Mais ce parfum, qui peut être très suave, devient presque nauséeux quand les fleurs sèchent. Autant il est agréable de respirer, dans l’humidité du soir, en longeant le mur d’un jardin, le parfum de dok Tiampi, autant est rapidement insupportable l’odeur lourde et écœurante d’une fleur cueillie introduite dans la maison. Ces fleurs d’ailleurs une fois coupées, perdent de leur superbe et brunissent vite, ce qui les rend difficiles à manipuler dans les guirlandes par exemple.
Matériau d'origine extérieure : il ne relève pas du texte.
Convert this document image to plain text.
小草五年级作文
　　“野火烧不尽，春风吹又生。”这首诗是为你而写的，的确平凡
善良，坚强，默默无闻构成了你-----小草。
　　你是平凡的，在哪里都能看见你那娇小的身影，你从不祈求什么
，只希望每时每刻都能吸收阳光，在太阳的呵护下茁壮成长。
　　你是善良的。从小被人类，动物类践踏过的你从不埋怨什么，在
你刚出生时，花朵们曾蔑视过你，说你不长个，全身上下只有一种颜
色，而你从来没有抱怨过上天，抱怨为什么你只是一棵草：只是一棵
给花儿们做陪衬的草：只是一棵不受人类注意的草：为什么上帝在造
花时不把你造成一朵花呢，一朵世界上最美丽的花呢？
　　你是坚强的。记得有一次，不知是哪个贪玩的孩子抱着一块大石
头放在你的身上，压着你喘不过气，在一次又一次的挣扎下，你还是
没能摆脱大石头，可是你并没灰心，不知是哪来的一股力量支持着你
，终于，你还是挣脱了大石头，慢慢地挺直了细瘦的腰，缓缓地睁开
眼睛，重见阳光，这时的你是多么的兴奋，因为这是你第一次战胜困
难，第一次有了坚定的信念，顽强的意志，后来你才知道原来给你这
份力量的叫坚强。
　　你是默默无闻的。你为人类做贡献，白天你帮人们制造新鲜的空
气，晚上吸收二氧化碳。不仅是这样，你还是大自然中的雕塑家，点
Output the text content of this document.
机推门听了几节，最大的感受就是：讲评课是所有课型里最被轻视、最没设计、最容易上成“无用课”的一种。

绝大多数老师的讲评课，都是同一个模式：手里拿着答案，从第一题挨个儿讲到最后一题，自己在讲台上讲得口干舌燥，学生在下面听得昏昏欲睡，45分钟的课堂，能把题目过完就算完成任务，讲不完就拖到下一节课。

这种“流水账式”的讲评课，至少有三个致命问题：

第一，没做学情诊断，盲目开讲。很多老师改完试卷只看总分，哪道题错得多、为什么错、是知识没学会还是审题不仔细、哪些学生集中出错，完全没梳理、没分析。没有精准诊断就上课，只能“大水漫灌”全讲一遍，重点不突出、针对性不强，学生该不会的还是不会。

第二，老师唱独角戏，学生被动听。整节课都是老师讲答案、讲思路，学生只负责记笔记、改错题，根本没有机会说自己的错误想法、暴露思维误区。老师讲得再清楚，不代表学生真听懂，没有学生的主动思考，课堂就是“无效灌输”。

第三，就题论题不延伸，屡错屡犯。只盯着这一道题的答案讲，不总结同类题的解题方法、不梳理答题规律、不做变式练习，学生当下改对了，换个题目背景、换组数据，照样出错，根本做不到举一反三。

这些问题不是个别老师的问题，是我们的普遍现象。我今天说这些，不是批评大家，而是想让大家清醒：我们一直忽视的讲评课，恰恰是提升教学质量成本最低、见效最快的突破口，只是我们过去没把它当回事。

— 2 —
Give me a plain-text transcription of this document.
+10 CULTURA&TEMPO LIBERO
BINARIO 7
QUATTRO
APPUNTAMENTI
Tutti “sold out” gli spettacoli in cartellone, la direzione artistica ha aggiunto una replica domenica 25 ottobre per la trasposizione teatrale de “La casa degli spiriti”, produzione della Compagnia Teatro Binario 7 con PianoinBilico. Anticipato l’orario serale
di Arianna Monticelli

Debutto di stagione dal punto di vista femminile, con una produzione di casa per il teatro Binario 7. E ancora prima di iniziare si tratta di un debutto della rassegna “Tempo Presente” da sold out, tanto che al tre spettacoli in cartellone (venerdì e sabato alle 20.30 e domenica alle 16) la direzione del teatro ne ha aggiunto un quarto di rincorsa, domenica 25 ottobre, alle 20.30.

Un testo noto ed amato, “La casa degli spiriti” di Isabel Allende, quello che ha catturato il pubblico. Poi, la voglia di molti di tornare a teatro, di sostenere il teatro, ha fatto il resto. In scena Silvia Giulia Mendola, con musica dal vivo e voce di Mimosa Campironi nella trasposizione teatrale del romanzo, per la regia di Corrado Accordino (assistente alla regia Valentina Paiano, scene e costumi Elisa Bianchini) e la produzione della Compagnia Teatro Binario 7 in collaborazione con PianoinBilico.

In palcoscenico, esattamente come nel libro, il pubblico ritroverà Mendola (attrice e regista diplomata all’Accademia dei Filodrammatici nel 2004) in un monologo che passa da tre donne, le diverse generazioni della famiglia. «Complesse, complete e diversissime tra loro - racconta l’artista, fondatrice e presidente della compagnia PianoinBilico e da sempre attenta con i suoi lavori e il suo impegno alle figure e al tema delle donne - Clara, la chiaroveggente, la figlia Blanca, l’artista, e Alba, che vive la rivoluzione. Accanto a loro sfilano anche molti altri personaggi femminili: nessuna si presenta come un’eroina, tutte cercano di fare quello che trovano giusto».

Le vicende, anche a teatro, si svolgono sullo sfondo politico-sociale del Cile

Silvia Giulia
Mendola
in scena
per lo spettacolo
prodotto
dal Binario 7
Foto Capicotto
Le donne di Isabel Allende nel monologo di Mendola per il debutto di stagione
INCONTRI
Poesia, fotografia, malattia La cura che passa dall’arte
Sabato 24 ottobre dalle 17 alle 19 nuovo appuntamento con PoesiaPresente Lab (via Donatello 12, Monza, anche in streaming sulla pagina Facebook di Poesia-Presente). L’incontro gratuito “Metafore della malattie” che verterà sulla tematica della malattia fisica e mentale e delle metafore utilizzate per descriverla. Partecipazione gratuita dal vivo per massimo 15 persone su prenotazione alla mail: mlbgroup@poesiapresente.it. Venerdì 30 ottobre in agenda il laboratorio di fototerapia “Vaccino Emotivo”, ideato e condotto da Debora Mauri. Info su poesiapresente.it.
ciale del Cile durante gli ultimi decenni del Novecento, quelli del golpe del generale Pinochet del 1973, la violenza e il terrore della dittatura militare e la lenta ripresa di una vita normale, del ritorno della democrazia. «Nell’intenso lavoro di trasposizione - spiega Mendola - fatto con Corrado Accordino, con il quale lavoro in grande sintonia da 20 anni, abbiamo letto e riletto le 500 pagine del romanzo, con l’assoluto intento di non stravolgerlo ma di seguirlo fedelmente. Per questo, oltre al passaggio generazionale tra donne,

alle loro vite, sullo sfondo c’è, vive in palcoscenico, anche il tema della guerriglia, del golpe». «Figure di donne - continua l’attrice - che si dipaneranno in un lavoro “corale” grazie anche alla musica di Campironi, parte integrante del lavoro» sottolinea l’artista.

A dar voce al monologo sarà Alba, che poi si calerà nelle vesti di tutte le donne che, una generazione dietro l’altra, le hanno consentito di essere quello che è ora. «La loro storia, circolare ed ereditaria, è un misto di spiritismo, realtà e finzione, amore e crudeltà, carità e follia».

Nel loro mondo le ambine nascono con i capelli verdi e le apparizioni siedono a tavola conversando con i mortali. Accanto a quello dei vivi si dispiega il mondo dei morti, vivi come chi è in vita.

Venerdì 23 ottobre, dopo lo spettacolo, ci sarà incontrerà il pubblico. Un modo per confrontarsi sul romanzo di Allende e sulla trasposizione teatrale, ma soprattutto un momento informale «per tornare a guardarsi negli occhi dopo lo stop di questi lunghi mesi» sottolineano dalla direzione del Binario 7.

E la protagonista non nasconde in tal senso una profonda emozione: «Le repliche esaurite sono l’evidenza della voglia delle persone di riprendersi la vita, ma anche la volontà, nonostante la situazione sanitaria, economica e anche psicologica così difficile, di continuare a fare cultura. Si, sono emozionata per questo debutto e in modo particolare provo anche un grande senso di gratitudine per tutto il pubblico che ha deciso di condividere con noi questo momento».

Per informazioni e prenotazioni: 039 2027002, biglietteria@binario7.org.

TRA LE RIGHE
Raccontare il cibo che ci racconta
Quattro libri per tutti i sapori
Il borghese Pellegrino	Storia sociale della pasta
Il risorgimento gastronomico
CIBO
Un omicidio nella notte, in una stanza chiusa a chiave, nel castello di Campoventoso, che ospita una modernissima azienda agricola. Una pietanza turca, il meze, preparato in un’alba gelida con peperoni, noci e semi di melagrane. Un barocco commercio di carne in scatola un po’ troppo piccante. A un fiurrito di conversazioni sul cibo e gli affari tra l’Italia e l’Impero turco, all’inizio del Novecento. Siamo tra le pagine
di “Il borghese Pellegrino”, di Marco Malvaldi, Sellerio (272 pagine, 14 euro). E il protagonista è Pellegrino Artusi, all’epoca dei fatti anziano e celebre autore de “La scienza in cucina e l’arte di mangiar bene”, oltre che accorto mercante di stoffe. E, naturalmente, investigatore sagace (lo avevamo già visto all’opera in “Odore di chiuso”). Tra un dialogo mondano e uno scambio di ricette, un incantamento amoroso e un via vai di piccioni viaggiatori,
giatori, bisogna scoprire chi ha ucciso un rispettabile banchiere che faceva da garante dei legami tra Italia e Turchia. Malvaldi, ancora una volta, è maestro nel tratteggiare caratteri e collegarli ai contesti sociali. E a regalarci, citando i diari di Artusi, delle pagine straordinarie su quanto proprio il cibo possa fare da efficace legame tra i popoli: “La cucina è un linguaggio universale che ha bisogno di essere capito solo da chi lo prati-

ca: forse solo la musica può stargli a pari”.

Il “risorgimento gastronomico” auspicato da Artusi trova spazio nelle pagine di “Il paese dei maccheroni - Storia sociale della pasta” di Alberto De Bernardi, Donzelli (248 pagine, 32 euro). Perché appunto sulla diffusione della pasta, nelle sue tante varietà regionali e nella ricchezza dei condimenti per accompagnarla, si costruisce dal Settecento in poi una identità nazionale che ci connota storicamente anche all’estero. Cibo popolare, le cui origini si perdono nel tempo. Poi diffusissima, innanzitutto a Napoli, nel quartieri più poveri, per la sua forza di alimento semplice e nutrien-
En revanche on en extrait une huile essentielle aussi estimée que l’eau de rose ; les Indiennes en enduisent leur chevelure ; en Thaïlande on en fait des lotions pour le bain ; les Chinois en parfument certains de leurs thé. Le célèbre parfum JOY de Patou est à base de Michelia champaca.
Religion
Contrairement à l’île de Bali où, nous dit Renou, les fleurs de campaka sont sacrées, en Inde, comme au Laos, elles sont surtout célébrées dans la littérature. En Inde, elles sont l’une des cinq flèches du dieu de l’amour Kamadeva avec lesquelles il trouble les cinq sens et inspire la passion.
Médecine
Au Laos les michelia sont utilisées comme médicament : avec les feuilles on fait une décoction astringente employée en gargarisme contre les angines, les fleurs seraient un tonique cardiaque, l’écorce et les racines soigneraient les troubles des règles et feraient régresser la fièvre.
Références
- Joret, Charles, 1904, Les plantes dans l’Antiquité et au moyen âge. Première partie, Les plantes dans l’Orient classique. II. L’Iran et l’Inde. Paris, Bouillon.
- Pierre, J.B. 1879-1899. Flore forestière de la Cochinchine. 5 volumes + index, Paris, Doin, 990 p. et 400 pl.
- Renou, Louis & Filliozat, Jean, 1947-1985. Inde classique, Paris, Maisonneuve, 2 tomes.